Good to have you blogging again. Missed you

Claire M. Johnson said...

Thanks for the book recs. I've been reading a bunch of stuff lately that has me screaming in rage at the authorial conceit, and then I retreat back into nonfiction for several months because there at least I have a good chance of not being assaulted in every paragraph by the author's ego. Look at me, I'm so smart! UGH.

Glad to hear you're back at the gym! It's one way to thwart the mean reds, but maybe your old psychiatrist can refer you to someone else?
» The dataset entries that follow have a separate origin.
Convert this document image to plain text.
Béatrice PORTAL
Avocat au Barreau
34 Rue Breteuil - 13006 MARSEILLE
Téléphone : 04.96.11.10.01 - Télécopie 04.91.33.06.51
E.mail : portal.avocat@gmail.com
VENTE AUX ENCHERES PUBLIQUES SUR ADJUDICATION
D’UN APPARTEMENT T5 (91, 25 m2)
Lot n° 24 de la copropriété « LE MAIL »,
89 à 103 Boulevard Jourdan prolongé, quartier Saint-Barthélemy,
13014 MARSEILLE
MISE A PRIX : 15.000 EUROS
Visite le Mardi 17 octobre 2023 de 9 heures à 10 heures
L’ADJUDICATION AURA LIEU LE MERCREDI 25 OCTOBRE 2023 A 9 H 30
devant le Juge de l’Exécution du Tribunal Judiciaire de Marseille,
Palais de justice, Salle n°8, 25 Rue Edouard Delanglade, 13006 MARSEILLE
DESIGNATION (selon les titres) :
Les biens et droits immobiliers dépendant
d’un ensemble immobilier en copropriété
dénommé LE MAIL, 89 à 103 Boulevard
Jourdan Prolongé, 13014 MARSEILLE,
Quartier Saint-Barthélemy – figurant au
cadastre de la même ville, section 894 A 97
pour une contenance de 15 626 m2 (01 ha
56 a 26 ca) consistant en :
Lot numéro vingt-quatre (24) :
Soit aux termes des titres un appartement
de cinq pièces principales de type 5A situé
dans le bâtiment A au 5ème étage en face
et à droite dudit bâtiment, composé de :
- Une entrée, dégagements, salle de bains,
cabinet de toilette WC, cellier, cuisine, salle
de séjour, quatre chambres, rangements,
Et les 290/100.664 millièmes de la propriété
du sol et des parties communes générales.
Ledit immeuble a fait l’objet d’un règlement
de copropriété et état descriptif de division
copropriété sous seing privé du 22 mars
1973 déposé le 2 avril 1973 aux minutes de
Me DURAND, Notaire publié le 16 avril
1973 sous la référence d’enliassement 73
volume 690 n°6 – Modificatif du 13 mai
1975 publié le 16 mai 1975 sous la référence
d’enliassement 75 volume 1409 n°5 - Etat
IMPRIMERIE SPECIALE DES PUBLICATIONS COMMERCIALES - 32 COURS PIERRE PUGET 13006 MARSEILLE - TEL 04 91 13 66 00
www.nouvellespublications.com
the Drunken Housewife said...

I missed you guys, too!

@Claire I left a message for a psychiatrist recommended to me and will try that person out. I have been thinking of trying cognitive behavioral theory, where it is my impression they train you like a dog to break some bad cognitive habits. I went so far as to call someone recommended by a friend, who was not taking any new patients, and to leave a message at some group of CBI therapists, and no one called me back. Then I came to a halt on that path. Maybe I should try again.

Anonymous said...

Good to see you blogging again. Take good care of yourself, my dear friend.